NOTE STORICHE SU CASAL DEL MARMO a cura di Nando Maurelli

A detta del Nibby (1), questa tenuta prende questo nome a causa della grande quantità di marmi che vi sono stati trovati; non è improbabile questa ipotesi, perché di fatto  a Casal del Marmo i manufatti di pietra di epoca romana non mancano; sono sparsi su tutto il fondo, le mura del casale ne sono piene e il bel sarcofago strigilato che serviva di fioriera nel giardino della villa, ora scomparso, ne era un bell’esempio.

La tenuta è percorsa da numerosi cunicoli di drenaggio; io stesso ne ho percorso un tratto di circa 500 metri: ad un centinaio di metri a Sud del casale si apre una camera nel tufo da cui parte un cunicolo che giunge fino al fosso; vi corre dell’acqua che ha scavato un solco; il passaggio è alto un metro e 80 cm. Ed è largo oltre 60 cm; di tanto in tanto sulla parete di destra si aprono delle nicchie, mentre ad intervalli regolari il soffitto si apre e sale in superfice. Il cunicolo all’altezza degli sfiatatoi si allarga e al momento accoglie ogni sorta di immondizia che vi è stata gettata dentro.
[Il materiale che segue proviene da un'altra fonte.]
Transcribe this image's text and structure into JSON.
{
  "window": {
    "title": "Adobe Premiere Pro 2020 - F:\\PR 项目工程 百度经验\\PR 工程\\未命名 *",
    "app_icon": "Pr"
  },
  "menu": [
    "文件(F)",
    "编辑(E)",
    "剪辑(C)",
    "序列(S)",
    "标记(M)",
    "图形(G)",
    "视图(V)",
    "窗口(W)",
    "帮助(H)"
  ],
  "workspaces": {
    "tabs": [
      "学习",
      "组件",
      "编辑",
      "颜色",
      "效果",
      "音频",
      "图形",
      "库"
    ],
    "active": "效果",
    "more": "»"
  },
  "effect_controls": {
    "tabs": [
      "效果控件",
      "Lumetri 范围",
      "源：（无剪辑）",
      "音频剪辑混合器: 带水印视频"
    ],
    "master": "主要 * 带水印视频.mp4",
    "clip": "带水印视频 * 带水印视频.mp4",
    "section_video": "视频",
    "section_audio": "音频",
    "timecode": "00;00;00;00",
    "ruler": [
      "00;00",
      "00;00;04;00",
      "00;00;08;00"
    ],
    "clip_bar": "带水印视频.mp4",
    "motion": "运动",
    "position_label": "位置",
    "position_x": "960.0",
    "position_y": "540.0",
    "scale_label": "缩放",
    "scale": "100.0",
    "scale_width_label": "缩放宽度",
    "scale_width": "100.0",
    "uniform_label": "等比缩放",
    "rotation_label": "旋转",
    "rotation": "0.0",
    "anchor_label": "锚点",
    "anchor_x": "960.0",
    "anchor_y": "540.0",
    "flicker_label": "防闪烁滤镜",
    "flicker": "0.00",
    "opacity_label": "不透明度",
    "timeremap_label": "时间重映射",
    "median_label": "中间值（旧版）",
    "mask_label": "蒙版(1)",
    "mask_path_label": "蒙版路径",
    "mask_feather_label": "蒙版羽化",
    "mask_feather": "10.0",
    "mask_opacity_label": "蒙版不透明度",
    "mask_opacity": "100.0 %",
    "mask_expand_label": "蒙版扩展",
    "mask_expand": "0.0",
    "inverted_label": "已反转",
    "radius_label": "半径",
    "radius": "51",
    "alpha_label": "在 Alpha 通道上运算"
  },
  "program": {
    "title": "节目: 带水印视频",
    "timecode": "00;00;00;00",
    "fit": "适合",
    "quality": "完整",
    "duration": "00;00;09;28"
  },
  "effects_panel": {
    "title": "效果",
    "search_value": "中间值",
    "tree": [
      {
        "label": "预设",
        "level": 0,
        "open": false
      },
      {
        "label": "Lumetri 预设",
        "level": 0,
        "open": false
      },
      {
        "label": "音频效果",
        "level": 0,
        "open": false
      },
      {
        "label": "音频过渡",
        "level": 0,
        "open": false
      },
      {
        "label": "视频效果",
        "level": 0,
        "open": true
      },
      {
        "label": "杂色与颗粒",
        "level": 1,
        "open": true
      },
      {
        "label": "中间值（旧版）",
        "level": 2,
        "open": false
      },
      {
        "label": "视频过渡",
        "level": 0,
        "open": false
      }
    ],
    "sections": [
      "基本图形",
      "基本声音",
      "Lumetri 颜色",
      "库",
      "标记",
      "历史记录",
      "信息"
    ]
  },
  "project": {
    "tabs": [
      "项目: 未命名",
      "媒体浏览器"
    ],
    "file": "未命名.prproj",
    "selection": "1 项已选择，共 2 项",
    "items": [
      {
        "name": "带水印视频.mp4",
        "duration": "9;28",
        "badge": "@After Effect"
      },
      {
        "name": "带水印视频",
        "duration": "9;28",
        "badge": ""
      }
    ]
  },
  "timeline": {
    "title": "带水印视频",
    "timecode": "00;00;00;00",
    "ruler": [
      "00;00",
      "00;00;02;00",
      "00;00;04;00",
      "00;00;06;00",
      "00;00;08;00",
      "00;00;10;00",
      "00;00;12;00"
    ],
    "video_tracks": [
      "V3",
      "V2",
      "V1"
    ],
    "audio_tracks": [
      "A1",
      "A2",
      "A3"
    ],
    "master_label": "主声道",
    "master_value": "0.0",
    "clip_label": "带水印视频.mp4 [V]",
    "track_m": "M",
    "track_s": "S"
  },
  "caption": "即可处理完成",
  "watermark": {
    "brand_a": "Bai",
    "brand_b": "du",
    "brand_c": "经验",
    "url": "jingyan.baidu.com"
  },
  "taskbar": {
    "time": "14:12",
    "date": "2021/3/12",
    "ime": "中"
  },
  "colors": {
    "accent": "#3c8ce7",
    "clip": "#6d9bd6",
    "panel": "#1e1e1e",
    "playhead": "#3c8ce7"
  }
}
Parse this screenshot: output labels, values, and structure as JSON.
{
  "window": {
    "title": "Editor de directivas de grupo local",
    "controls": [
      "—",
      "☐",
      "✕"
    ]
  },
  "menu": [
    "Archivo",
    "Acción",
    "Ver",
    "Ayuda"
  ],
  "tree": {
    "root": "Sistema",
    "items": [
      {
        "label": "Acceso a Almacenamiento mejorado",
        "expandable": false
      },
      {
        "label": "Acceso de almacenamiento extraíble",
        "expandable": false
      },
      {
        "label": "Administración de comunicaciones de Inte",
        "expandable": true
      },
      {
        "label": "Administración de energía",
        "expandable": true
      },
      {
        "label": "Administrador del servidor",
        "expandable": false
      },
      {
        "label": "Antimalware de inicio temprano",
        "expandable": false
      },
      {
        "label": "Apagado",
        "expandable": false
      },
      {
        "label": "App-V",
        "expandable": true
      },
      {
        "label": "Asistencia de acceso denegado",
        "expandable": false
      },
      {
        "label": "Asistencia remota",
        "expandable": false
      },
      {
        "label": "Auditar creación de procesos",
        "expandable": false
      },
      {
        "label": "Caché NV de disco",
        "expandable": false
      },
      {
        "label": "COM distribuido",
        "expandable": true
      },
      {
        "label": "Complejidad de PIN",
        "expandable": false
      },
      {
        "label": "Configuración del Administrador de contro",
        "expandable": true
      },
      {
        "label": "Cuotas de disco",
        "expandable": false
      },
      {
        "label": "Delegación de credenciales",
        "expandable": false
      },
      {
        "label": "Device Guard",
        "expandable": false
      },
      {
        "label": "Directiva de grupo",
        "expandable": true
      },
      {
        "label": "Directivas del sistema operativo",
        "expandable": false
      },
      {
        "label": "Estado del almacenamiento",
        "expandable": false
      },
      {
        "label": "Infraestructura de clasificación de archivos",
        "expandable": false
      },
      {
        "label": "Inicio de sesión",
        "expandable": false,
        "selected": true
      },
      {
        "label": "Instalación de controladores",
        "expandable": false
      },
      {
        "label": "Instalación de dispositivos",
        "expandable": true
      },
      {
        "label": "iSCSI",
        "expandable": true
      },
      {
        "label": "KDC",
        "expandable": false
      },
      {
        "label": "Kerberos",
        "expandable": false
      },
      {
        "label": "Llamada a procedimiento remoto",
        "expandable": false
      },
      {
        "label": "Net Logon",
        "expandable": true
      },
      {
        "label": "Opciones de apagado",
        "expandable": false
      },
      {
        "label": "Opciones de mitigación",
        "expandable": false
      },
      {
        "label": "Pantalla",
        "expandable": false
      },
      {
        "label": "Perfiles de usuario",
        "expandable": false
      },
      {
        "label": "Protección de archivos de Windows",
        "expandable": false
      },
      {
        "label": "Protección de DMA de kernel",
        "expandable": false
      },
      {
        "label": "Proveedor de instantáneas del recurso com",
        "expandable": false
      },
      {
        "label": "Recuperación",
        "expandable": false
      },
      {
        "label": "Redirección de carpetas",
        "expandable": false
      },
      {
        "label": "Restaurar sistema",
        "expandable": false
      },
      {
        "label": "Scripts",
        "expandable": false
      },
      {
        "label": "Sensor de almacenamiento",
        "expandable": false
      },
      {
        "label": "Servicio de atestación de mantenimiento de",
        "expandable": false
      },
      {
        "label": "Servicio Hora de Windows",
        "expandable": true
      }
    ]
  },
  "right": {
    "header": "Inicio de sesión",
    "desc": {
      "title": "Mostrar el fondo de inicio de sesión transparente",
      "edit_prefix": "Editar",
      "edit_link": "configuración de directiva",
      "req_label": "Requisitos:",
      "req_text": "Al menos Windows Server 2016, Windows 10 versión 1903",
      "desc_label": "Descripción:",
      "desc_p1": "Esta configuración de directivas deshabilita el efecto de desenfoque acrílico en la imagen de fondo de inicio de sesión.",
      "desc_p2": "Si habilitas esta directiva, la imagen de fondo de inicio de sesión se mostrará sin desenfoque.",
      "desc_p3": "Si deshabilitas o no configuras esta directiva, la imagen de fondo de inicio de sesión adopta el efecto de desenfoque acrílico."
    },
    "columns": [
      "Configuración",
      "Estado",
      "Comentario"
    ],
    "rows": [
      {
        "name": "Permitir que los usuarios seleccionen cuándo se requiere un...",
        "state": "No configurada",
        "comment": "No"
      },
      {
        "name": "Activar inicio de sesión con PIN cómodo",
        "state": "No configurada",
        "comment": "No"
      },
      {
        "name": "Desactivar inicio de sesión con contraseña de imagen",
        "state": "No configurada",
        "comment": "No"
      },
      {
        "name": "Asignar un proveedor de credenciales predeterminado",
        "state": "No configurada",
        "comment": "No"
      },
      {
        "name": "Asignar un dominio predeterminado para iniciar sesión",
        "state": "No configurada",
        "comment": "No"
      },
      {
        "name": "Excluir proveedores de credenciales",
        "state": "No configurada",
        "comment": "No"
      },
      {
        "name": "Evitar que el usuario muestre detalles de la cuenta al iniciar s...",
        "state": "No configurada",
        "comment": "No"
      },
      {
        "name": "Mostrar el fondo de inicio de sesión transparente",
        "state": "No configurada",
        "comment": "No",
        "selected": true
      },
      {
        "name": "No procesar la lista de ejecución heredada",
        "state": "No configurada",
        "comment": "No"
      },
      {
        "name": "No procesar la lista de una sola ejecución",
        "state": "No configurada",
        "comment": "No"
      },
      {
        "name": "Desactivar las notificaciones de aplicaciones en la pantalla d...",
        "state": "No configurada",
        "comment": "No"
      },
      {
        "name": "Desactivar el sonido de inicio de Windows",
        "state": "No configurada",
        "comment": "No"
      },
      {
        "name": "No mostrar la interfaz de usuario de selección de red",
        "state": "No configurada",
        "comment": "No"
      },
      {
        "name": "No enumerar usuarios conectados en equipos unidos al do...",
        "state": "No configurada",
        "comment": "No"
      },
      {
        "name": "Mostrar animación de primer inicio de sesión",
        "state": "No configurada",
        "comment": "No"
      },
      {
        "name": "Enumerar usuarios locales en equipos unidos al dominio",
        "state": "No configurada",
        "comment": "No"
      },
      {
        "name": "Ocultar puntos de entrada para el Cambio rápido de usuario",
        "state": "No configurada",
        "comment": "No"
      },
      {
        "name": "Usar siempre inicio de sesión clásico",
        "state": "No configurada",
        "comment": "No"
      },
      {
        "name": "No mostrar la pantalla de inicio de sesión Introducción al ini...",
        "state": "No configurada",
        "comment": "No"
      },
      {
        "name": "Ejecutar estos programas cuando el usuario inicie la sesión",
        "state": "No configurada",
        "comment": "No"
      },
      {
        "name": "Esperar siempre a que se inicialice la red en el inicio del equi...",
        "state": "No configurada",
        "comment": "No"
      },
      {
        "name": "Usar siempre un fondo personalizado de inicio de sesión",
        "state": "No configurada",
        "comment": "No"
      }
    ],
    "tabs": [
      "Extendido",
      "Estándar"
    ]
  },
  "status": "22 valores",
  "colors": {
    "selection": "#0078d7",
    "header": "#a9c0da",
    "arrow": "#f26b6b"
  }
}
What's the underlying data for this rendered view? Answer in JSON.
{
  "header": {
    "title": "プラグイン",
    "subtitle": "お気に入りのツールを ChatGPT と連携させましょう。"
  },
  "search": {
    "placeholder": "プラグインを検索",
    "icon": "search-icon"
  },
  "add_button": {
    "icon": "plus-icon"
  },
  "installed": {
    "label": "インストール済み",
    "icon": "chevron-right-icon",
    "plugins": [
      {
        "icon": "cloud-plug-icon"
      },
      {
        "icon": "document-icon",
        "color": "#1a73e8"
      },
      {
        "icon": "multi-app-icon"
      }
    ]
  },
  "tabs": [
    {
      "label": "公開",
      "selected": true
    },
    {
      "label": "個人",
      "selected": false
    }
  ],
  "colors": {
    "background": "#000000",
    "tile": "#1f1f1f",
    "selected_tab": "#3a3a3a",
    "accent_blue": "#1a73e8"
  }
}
A detta di chi l’ha frequentata perché vi lavorava come contadino, non poche tombe e ruderi di vario genere sono stati trovati, sparsi su tutta la tenuta:  basoli, frammenti di vasi, pietre lavorate, ecc..Piccoli frammenti di marmo trovati nel comprensorio compreso tra via Barellai e via Casal del Marmo sembra provengano dall’Africa. Insomma Casal del Marmo nonostante il saccheggio che dura ormai da secoli può riservarci ancora delle sorprese, se si riuscirà a sottrarlo alla furia della speculazione edilizia e della rendita fondiaria.

Oggi la tenuta si è ridotta ad un centinaio di ettari, ma un tempo era molto più grande e ai primi del ‘900 confinava con Mimmoli, Palmarola, Insugherata, la via Trionfale, e la tenuta di S. Agata. Il fondo è sempre appartenuto al Capitolo Vaticano e, è sempre il Nibby a dirlo, questo fondo è da ravvisare tra quelli nominati nelle Bolle di Leone IV e molti altri papi successivi fino al 1200.

La storia di Casal del Marmo è legata alle vicende degli affittuari che l’hanno lavorata. Nel Libro dei Casali della fine del ‘500, il fondo viene nominato insieme ad altri casali appartenenti a S. Pietro, tutti insieme S. Agata, Lucchina, S. Andrea e Marmo contano 700 rubbi (2). Nel successivo elenco degli inizi del ‘600 il fondo risulta affittato  a G. Pietro Marinelli il 16 gennaio del 1604, l’estensione è di 221 rubbi e la transazione è affidata al notaio Quintiliano che pare si occupasse,allora, per il Vaticano delle terre a Nord-Ovest di Roma (3).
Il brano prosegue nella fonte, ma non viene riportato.